There are a couple of things to note:

The seed particle shape node has an extra attribute added - separation. This is a float value that determines the distance between each particle in the trail. The number you use depends on the scale of the scene and velocity of the seed particle. It's handy to have this variable on the shape node rather than in the expression.

There is a per-particle vector attribute called beforePosition, which stores a particle's position from the previous frame. This attribute needs to be created using the Add Attribute dialogue:




Also, note the variable $trail_pt in the expression. This is just the name of the trail particle object. Create this object before running the expression either by a 'particle' or 'nParticle' MEL command or by creating an emitter via the menus and deleting the emitter and leaving the particle object behind. Set the $trail_pt variable to the name of your trail particle object.






So, you can hopefully see that I have an image on a plane from which I am emitting some particles which are taking the colour from the plane. Those particles are then emitting more particles in a trail and inheriting the colour from the first particles.

Thanks to Sigillarium for the excellent expression. Please check the Sigillarium blog as it is outstanding and very clearly explains some difficult concepts.

Motion Vectors for hardware particles

I am trying to write an expression which will mimic the mv2DToxik motion vectors, but for hardware particles. Therefore removing the need to instance some geo to get the motion vectors to render.

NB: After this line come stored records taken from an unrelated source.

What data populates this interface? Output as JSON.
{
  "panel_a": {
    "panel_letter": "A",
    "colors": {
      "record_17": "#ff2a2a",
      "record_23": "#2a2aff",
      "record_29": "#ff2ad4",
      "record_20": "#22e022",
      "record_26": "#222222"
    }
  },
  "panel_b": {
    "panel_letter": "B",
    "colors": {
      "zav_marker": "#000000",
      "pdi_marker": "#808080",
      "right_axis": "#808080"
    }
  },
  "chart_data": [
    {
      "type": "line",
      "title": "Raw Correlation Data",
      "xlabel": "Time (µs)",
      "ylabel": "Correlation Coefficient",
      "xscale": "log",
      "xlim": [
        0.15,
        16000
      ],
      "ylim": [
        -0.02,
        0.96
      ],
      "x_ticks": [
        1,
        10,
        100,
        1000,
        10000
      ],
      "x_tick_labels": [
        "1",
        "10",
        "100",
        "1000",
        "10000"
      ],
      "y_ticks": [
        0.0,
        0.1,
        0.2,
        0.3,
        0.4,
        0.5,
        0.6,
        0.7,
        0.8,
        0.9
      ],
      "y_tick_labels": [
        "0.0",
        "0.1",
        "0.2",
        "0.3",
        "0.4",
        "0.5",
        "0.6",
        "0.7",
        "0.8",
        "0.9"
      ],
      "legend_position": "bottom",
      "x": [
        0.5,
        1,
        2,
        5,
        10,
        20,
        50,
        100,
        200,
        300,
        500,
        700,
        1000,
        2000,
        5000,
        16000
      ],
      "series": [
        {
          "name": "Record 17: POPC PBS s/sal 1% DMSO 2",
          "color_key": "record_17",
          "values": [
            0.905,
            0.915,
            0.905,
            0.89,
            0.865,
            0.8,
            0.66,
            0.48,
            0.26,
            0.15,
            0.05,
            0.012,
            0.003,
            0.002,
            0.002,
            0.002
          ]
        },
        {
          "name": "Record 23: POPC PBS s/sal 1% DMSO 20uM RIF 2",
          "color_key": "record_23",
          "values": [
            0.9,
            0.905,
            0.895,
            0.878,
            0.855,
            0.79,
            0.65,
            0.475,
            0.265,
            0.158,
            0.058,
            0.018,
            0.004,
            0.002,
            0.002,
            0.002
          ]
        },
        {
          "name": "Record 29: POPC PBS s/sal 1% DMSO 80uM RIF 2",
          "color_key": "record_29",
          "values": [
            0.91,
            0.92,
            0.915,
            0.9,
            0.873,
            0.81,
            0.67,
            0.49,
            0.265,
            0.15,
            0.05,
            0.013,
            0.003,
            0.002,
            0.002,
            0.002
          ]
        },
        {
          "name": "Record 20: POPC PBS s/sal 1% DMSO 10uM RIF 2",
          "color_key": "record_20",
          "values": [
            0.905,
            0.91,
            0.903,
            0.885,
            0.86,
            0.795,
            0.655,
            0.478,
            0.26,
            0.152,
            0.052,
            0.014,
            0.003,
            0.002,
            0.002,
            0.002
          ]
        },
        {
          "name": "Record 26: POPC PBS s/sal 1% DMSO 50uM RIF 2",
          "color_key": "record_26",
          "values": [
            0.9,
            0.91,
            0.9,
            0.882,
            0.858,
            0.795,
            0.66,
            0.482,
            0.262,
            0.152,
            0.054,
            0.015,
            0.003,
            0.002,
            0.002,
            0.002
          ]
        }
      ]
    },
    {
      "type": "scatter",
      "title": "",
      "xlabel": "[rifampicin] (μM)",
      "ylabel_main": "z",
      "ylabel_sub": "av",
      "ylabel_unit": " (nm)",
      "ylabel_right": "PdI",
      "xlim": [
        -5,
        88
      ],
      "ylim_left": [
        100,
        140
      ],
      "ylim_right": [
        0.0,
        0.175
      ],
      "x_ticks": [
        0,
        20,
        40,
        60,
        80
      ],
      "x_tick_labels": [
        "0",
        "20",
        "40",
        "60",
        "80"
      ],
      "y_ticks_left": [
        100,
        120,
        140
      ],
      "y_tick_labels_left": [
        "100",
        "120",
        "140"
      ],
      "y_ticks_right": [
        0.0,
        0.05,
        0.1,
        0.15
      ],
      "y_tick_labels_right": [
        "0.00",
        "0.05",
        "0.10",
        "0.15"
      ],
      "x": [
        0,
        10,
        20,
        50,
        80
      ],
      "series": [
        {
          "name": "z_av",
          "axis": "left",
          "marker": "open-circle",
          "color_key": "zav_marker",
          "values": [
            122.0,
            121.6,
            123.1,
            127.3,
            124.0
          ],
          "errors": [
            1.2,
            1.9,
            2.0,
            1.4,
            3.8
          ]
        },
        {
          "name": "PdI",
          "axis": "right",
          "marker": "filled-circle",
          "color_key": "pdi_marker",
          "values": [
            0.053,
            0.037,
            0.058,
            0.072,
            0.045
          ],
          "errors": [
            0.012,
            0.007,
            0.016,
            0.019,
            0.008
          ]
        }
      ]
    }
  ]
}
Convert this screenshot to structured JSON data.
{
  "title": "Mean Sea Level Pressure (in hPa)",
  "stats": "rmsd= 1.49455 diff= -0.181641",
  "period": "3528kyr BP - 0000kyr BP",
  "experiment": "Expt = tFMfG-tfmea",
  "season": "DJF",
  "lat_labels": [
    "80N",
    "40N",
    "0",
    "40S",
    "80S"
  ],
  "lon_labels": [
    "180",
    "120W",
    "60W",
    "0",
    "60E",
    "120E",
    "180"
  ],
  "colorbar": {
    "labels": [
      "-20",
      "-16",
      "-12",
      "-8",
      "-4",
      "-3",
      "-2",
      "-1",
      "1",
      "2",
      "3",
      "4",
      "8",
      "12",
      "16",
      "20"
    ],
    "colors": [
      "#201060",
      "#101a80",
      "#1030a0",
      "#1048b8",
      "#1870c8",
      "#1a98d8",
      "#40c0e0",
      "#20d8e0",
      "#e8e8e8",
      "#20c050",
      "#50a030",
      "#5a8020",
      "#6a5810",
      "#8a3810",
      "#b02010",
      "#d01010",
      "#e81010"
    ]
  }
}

I have not got very far before I came across some vector maths...


Here is the setup which works for a camera pointing exactly down the z-axis.







Here is the render loaded into Nuke. Notice the RGB values.



I now need to find a way to convert World Velocity to Screen Space Velocity.
In a MEL expression. Hmmm, time to ask the Forum

After some great advice from Zoharl, I grabbed some code which uses the camera's worldInverseMatrix to transform the velocity vector.

Here is the expression:

//multiplier
float $mult=0.5;

//get the particle's World Space velocity
vector $vel=particleShape1.worldVelocity;
float $xVel=$vel.x;
float $yVel=$vel.y;
float $zVel=$vel.z;

// create particle's velocity matrix which is in World Space
matrix $WSvel[1][4]=<<$xVel,$yVel,$zVel,1>>;

// get the camera's World Inverse Matrix
float $v[]=`getAttr camera1.worldInverseMatrix`;
matrix $camWIM[4][4]=<< $v[ 0], $v[ 1], $v[ 2], $v[ 3]; $v[ 4], $v[ 5], $v[ 6], $v[ 7]; $v[ 8], $v[ 9], $v[10], $v[11]; $v[12], $v[13], $v[14], $v[15] >>;

//multiply particle's velocity matrix by the camera's World Inverse Matrix to get the velocity in Screen Space
matrix $SSvel[1][4]=$WSvel * $camWIM;

vector $result = <<$SSvel[0][0],$SSvel[0][1],$SSvel[0][2]>>;
float $xResult = $mult * $result.x;
float $yResult = $mult * $result.y;
float $zResult = $mult * $result.z;

//rgbPP
particleShape1.rgbPP=<<$xResult,$yResult,0>>;


So far it seems to be working, but I will try to test it and see if it breaks down.





Thanks to Zoharl on the CGTalk forum and to xyz2.net and 185vfx who came up with the original matrix manipulation code.